## Data Preparation

Label:
- 0 = Proud
- 1 = Trust
- 2 = Joy
- 3 = Surprise
- 4 = Neutral
- 5 = Sadness
- 6 = Fear
- 7 = Anger

Langkah-langkah yang akan dijalankan di sel berikutnya:
1. Baca `data/datatrain.csv` mentah.
2. Normalisasi label `emotion` ke kolom `emotion_clean` (mapping sederhana untuk typo/varian bahasa).
3. Normalisasi nilai `video` ke `video_norm` (strip, ganti newline).
4. Resolve duplikat berdasarkan `video_norm` dengan kebijakan majority-vote; catat grup konflik untuk audit.
5. Simpan dataset final yang bersih ke `data/datatrain_clean.csv` (overwrite) dan simpan laporan konflik ke `data/duplicate_conflicts.csv`.

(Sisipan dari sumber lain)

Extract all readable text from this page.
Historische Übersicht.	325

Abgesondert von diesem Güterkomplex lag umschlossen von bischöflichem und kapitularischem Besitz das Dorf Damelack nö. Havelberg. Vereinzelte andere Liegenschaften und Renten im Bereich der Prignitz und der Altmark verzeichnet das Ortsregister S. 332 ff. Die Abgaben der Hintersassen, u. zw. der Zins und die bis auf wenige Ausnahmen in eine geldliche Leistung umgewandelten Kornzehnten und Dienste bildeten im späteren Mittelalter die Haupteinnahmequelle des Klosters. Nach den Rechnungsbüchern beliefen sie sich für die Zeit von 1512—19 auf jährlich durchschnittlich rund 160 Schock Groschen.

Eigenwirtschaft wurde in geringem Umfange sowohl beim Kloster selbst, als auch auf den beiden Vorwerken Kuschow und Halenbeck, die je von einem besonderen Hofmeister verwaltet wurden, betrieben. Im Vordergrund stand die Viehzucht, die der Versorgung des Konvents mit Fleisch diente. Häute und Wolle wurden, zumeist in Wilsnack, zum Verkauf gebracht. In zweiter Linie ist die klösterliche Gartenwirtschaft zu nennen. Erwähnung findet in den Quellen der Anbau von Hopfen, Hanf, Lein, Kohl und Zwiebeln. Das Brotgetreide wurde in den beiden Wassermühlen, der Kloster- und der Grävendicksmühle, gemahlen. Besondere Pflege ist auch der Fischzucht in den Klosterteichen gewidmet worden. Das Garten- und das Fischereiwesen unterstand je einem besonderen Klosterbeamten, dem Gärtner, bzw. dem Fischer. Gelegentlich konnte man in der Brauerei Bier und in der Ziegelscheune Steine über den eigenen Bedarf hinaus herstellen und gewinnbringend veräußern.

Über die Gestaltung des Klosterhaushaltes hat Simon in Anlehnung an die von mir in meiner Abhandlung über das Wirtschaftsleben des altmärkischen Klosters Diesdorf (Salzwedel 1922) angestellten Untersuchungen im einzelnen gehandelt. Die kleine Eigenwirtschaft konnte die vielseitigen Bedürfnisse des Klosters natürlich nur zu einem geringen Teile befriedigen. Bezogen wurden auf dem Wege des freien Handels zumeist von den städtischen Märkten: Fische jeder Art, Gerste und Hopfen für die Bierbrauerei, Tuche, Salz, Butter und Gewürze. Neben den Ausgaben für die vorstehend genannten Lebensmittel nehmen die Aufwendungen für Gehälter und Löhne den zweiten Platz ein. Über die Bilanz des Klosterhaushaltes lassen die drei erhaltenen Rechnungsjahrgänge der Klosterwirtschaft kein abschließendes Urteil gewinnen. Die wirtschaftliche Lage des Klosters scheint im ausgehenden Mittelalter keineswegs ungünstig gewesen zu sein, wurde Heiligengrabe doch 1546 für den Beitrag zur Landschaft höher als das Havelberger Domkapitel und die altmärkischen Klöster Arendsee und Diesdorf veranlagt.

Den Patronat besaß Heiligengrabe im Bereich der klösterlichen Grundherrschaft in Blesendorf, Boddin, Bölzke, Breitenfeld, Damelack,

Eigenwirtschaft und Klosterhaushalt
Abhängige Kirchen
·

Catatan: Saya berasumsi kebijakan resolusi otomatis yang wajar adalah majority-vote per video; jika ada tie, pilih kemunculan pertama. Jika Anda ingin aturan berbeda (mis. prioritas sumber), beri tahu dan saya ubah.

In [1]:
# Imports and canonical mapping
import pandas as pd
from collections import Counter

# Canonical labels mapping (lowercase keys -> canonical)
CANONICAL = {
    'surprise': 'Surprise',
    'terkejut': 'Surprise',
    'trkejut': 'Surprise',
    'kaget': 'Surprise',
    'trekejut': 'Surprise',

    'joy': 'Joy',
    'happy': 'Joy',

    'trust': 'Trust',
    'faith': 'Trust',
    'loyalty': 'Trust',
    'percaya': 'Trust',
    'percaya ': 'Trust',

    'proud': 'Proud',
    'pride': 'Proud',
    'bangga': 'Proud',
    'love': 'Proud',

    'sadness': 'Sadness',
    'sad': 'Sadness',

    'anger': 'Anger',
    'angry': 'Anger',
    'marah': 'Anger',
    'marh': 'Anger',

    'fear': 'Fear',

    'neutral': 'Neutral'
}


def normalize_label(raw_label: str) -> str:
    if pd.isna(raw_label):
        return ''
    s = str(raw_label).strip()
    low = s.lower()
    return CANONICAL.get(low, s.title())


def normalize_video(v: str) -> str:
    if pd.isna(v):
        return ''
    s = str(v).strip()
    s = s.replace('\n', ' ').replace('\r', ' ')
    return s.strip()


In [2]:
def dedupe_and_report(df: pd.DataFrame):
    df = df.copy()
    # normalize labels and video keys
    df['emotion_clean'] = df['emotion'].apply(normalize_label)
    df['video_norm'] = df['video'].apply(normalize_video)
    df['video_key'] = df['video_norm'].str.lower().str.replace('\\s+', ' ', regex=True).str.strip()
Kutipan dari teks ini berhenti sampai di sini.